The work by Newman and collaborators is an interesting case report of a second family with a very rare congenital urinary bladder disease. Using a small targeted NGS gene panel the authors identified a novel homozygous missense variant in the CHRM3 gene assumed to be associated with this phenotype. The manuscript is much around the clinical description of two female patients with urinary and bladder dysfunction. There was an additional patient, an affected male that died at 6 years of age. So little clinical information is known and no genetic studies have been conducted in this patient.

A limitation of this work is that no functional data were obtained to demonstrate the pathogenic effect of this missense substitution, which would be also useful to determine the underlying pathophysiological mechanism causing disease in this family.

My overall impression is that this manuscript could be presented in a more condensed format, such reduction would not compromise its content or scope.

Some aspects should be also addressed and improved as follows.

1. Major remarks:

1.1 The variant identified in the first case of prune belly-like syndrome by Weber et al. (2011) is truncating, thus predictable to cause a frameshift of the reading frame and the M3 acetylcholine receptor loss-of-function. In a subsequent report by Pomper and collaborators (2011), there was also a reduction in M3 protein levels in a patient with similar features, but the genetic defect remained elusive.

Thus, and concerning the missense variant presented here, the authors stated that it affects a “residue within the second transmembrane domain" of this receptor. The effect of this variant should be better explored in the manuscript. Also, further experimental data demonstrating its impact at the protein level (resorting to patients’ samples or a knock-in animal model) would certainly enrich this work. At least a more detailed bioinformatic analysis should be performed, for instance, showing a change in the transmembrane domain. Could this variant have an additional effect over splicing (gene expression) besides the foreseeable substitution of an aminoacid?

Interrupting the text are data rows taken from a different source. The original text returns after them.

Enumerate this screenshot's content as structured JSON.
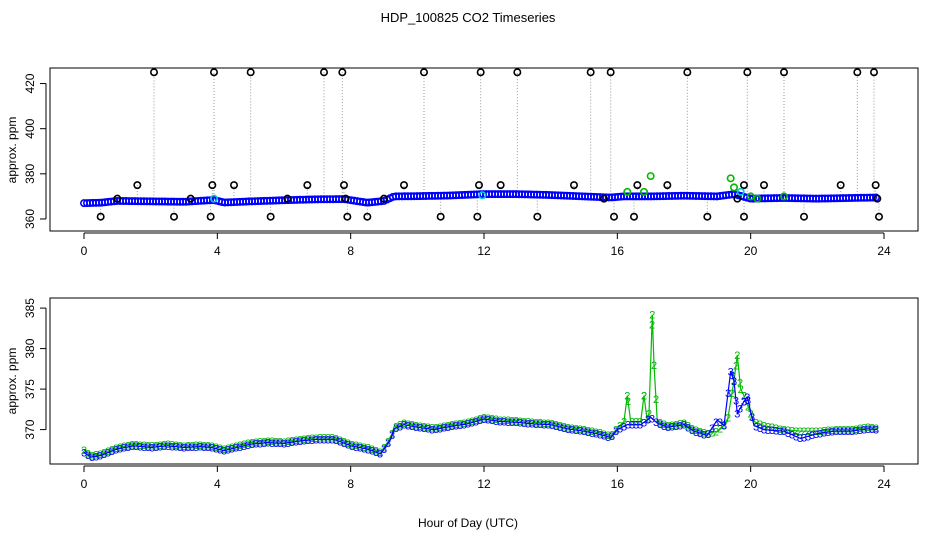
{
  "title": "HDP_100825  CO2 Timeseries",
  "xlabel": "Hour of Day (UTC)",
  "colors": {
    "black": "#000000",
    "blue": "#0000ff",
    "green": "#00bb00",
    "cyan": "#00cccc",
    "gray": "#999999"
  },
  "chart_data": [
    {
      "type": "scatter",
      "panel": "top",
      "ylabel": "approx. ppm",
      "xlim": [
        0,
        24
      ],
      "ylim": [
        356,
        426
      ],
      "x_ticks": [
        0,
        4,
        8,
        12,
        16,
        20,
        24
      ],
      "x_tick_labels": [
        "0",
        "4",
        "8",
        "12",
        "16",
        "20",
        "24"
      ],
      "y_ticks": [
        360,
        380,
        400,
        420
      ],
      "y_tick_labels": [
        "360",
        "380",
        "400",
        "420"
      ],
      "baseline_points": [
        [
          0.0,
          367.0
        ],
        [
          0.5,
          367.2
        ],
        [
          1.0,
          368.0
        ],
        [
          2.0,
          367.8
        ],
        [
          3.0,
          367.6
        ],
        [
          3.9,
          368.4
        ],
        [
          4.2,
          367.3
        ],
        [
          5.0,
          367.8
        ],
        [
          6.0,
          368.3
        ],
        [
          7.0,
          368.7
        ],
        [
          7.8,
          368.8
        ],
        [
          8.5,
          367.2
        ],
        [
          9.0,
          368.0
        ],
        [
          9.3,
          370.0
        ],
        [
          10.0,
          370.1
        ],
        [
          11.0,
          370.4
        ],
        [
          12.0,
          371.0
        ],
        [
          13.0,
          371.0
        ],
        [
          14.0,
          370.6
        ],
        [
          15.0,
          370.0
        ],
        [
          15.8,
          369.5
        ],
        [
          16.2,
          370.0
        ],
        [
          17.0,
          370.0
        ],
        [
          18.0,
          370.3
        ],
        [
          19.0,
          370.0
        ],
        [
          19.5,
          371.0
        ],
        [
          20.0,
          369.0
        ],
        [
          21.0,
          369.3
        ],
        [
          22.0,
          369.0
        ],
        [
          23.0,
          369.3
        ],
        [
          23.8,
          369.5
        ]
      ],
      "outlier_points": [
        [
          0.5,
          361
        ],
        [
          1.0,
          369
        ],
        [
          1.6,
          375
        ],
        [
          2.1,
          425
        ],
        [
          2.7,
          361
        ],
        [
          3.2,
          369
        ],
        [
          3.8,
          361
        ],
        [
          3.85,
          375
        ],
        [
          3.9,
          425
        ],
        [
          4.5,
          375
        ],
        [
          5.0,
          425
        ],
        [
          5.6,
          361
        ],
        [
          6.1,
          369
        ],
        [
          6.7,
          375
        ],
        [
          7.2,
          425
        ],
        [
          7.75,
          425
        ],
        [
          7.8,
          375
        ],
        [
          7.85,
          369
        ],
        [
          7.9,
          361
        ],
        [
          8.5,
          361
        ],
        [
          9.0,
          369
        ],
        [
          9.6,
          375
        ],
        [
          10.2,
          425
        ],
        [
          10.7,
          361
        ],
        [
          11.8,
          361
        ],
        [
          11.85,
          375
        ],
        [
          11.9,
          425
        ],
        [
          12.5,
          375
        ],
        [
          13.0,
          425
        ],
        [
          13.6,
          361
        ],
        [
          14.7,
          375
        ],
        [
          15.2,
          425
        ],
        [
          15.6,
          369
        ],
        [
          15.8,
          425
        ],
        [
          15.9,
          361
        ],
        [
          16.5,
          361
        ],
        [
          16.6,
          375
        ],
        [
          17.5,
          375
        ],
        [
          18.1,
          425
        ],
        [
          18.7,
          361
        ],
        [
          19.6,
          369
        ],
        [
          19.8,
          375
        ],
        [
          19.9,
          425
        ],
        [
          19.8,
          361
        ],
        [
          20.4,
          375
        ],
        [
          21.0,
          425
        ],
        [
          21.6,
          361
        ],
        [
          22.7,
          375
        ],
        [
          23.2,
          425
        ],
        [
          23.7,
          425
        ],
        [
          23.75,
          375
        ],
        [
          23.8,
          369
        ],
        [
          23.85,
          361
        ]
      ],
      "green_points": [
        [
          16.3,
          372
        ],
        [
          16.8,
          372
        ],
        [
          17.0,
          379
        ],
        [
          19.4,
          378
        ],
        [
          19.5,
          374
        ],
        [
          20.0,
          370
        ],
        [
          20.2,
          369
        ],
        [
          21.0,
          370
        ]
      ],
      "cyan_points": [
        [
          3.9,
          369
        ],
        [
          11.95,
          370.5
        ],
        [
          19.7,
          372
        ]
      ]
    },
    {
      "type": "line",
      "panel": "bottom",
      "ylabel": "approx. ppm",
      "xlim": [
        0,
        24
      ],
      "ylim": [
        366,
        386
      ],
      "x_ticks": [
        0,
        4,
        8,
        12,
        16,
        20,
        24
      ],
      "x_tick_labels": [
        "0",
        "4",
        "8",
        "12",
        "16",
        "20",
        "24"
      ],
      "y_ticks": [
        370,
        375,
        380,
        385
      ],
      "y_tick_labels": [
        "370",
        "375",
        "380",
        "385"
      ],
      "marker_labels": [
        "2",
        "3"
      ],
      "series": [
        {
          "name": "2",
          "color": "green",
          "points": [
            [
              0.0,
              367.5
            ],
            [
              0.2,
              366.8
            ],
            [
              0.5,
              367.0
            ],
            [
              1.0,
              367.8
            ],
            [
              1.5,
              368.2
            ],
            [
              2.0,
              368.0
            ],
            [
              2.5,
              368.2
            ],
            [
              3.0,
              368.0
            ],
            [
              3.5,
              368.1
            ],
            [
              3.8,
              368.0
            ],
            [
              4.2,
              367.6
            ],
            [
              4.6,
              368.0
            ],
            [
              5.0,
              368.4
            ],
            [
              5.5,
              368.6
            ],
            [
              6.0,
              368.5
            ],
            [
              6.5,
              368.8
            ],
            [
              7.0,
              369.0
            ],
            [
              7.5,
              369.0
            ],
            [
              7.7,
              368.7
            ],
            [
              8.0,
              368.2
            ],
            [
              8.5,
              367.8
            ],
            [
              8.9,
              367.2
            ],
            [
              9.2,
              369.0
            ],
            [
              9.3,
              370.3
            ],
            [
              9.6,
              370.8
            ],
            [
              10.0,
              370.5
            ],
            [
              10.5,
              370.2
            ],
            [
              11.0,
              370.6
            ],
            [
              11.5,
              370.9
            ],
            [
              12.0,
              371.5
            ],
            [
              12.5,
              371.2
            ],
            [
              13.0,
              371.1
            ],
            [
              13.5,
              370.9
            ],
            [
              14.0,
              370.8
            ],
            [
              14.5,
              370.3
            ],
            [
              15.0,
              370.0
            ],
            [
              15.5,
              369.6
            ],
            [
              15.8,
              369.2
            ],
            [
              16.0,
              370.2
            ],
            [
              16.2,
              371.0
            ],
            [
              16.3,
              374.2
            ],
            [
              16.4,
              371.0
            ],
            [
              16.7,
              371.0
            ],
            [
              16.8,
              374.2
            ],
            [
              16.9,
              371.0
            ],
            [
              16.95,
              372.0
            ],
            [
              17.05,
              384.2
            ],
            [
              17.1,
              378.0
            ],
            [
              17.2,
              371.0
            ],
            [
              17.5,
              370.5
            ],
            [
              18.0,
              370.8
            ],
            [
              18.3,
              370.0
            ],
            [
              18.7,
              369.5
            ],
            [
              19.0,
              369.8
            ],
            [
              19.3,
              371.0
            ],
            [
              19.5,
              376.0
            ],
            [
              19.6,
              379.2
            ],
            [
              19.7,
              375.0
            ],
            [
              19.8,
              374.2
            ],
            [
              20.0,
              372.0
            ],
            [
              20.1,
              371.0
            ],
            [
              20.4,
              370.5
            ],
            [
              21.0,
              370.0
            ],
            [
              21.5,
              369.8
            ],
            [
              22.0,
              369.8
            ],
            [
              22.5,
              370.0
            ],
            [
              23.0,
              370.0
            ],
            [
              23.5,
              370.3
            ],
            [
              23.8,
              370.2
            ]
          ]
        },
        {
          "name": "3",
          "color": "blue",
          "points": [
            [
              0.0,
              367.2
            ],
            [
              0.2,
              366.6
            ],
            [
              0.5,
              366.8
            ],
            [
              1.0,
              367.6
            ],
            [
              1.5,
              368.0
            ],
            [
              2.0,
              367.8
            ],
            [
              2.5,
              368.0
            ],
            [
              3.0,
              367.8
            ],
            [
              3.5,
              367.9
            ],
            [
              3.8,
              367.8
            ],
            [
              4.2,
              367.4
            ],
            [
              4.6,
              367.8
            ],
            [
              5.0,
              368.2
            ],
            [
              5.5,
              368.4
            ],
            [
              6.0,
              368.3
            ],
            [
              6.5,
              368.6
            ],
            [
              7.0,
              368.8
            ],
            [
              7.5,
              368.8
            ],
            [
              7.7,
              368.5
            ],
            [
              8.0,
              368.0
            ],
            [
              8.5,
              367.6
            ],
            [
              8.9,
              367.0
            ],
            [
              9.2,
              368.8
            ],
            [
              9.3,
              370.1
            ],
            [
              9.6,
              370.6
            ],
            [
              10.0,
              370.3
            ],
            [
              10.5,
              370.0
            ],
            [
              11.0,
              370.4
            ],
            [
              11.5,
              370.7
            ],
            [
              12.0,
              371.3
            ],
            [
              12.5,
              371.0
            ],
            [
              13.0,
              370.9
            ],
            [
              13.5,
              370.7
            ],
            [
              14.0,
              370.6
            ],
            [
              14.5,
              370.1
            ],
            [
              15.0,
              369.8
            ],
            [
              15.5,
              369.4
            ],
            [
              15.8,
              369.0
            ],
            [
              16.0,
              370.0
            ],
            [
              16.3,
              370.6
            ],
            [
              16.7,
              370.6
            ],
            [
              17.0,
              371.5
            ],
            [
              17.2,
              370.8
            ],
            [
              17.5,
              370.3
            ],
            [
              18.0,
              370.6
            ],
            [
              18.3,
              369.8
            ],
            [
              18.7,
              369.3
            ],
            [
              19.0,
              371.2
            ],
            [
              19.2,
              370.5
            ],
            [
              19.4,
              377.2
            ],
            [
              19.5,
              376.0
            ],
            [
              19.6,
              372.0
            ],
            [
              19.8,
              373.5
            ],
            [
              19.9,
              374.0
            ],
            [
              20.1,
              370.5
            ],
            [
              20.4,
              370.0
            ],
            [
              21.0,
              369.8
            ],
            [
              21.5,
              368.9
            ],
            [
              22.0,
              369.5
            ],
            [
              22.5,
              369.8
            ],
            [
              23.0,
              369.8
            ],
            [
              23.5,
              370.1
            ],
            [
              23.8,
              370.0
            ]
          ]
        }
      ]
    }
  ]
}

1.2 One major evidence towards the pathogenicity of the c.352G>A variant was its absence over 120,000 healthy individuals in gnomAD database. Is the Malaysian population well represented in this database? Should ethnical-matched controls more suitable to determine its frequency? Nonetheless, based on the information available in gnomAD, most of the variants in the CHRM3 gene (244 out of 255) were found in heterozygosity in only one or two individuals. CHRM3 homozygous missense variants are rare in healthy individuals.

1.3 The strategy chosen to conduct genetic analysis was an NGS gene panel of only 13 genes, previously known to be linked to urinary bladder voiding problems. As there was parental consanguinity reported could runs of homozygosity (using the genome/exome data) point towards possible additional genetic causes for the different clinical aspects found in these patients (i.e. intellectual disability)?

1. Minor remarks:

2.1 Concerning the international cohort with urinary bladder disturbance, could the authors mention the total number of patients enrolled/studied in this project, and how many were successfully characterized?

2.2 Please complete the version of the cDNA sequence accession number for CHRM3 used (probably NM_000740.3?).

2.3 The legend of figure 1 F) should be corrected to “no change” instead of “homozygous for variant”.

All my remarks have been considered or answered by the authors.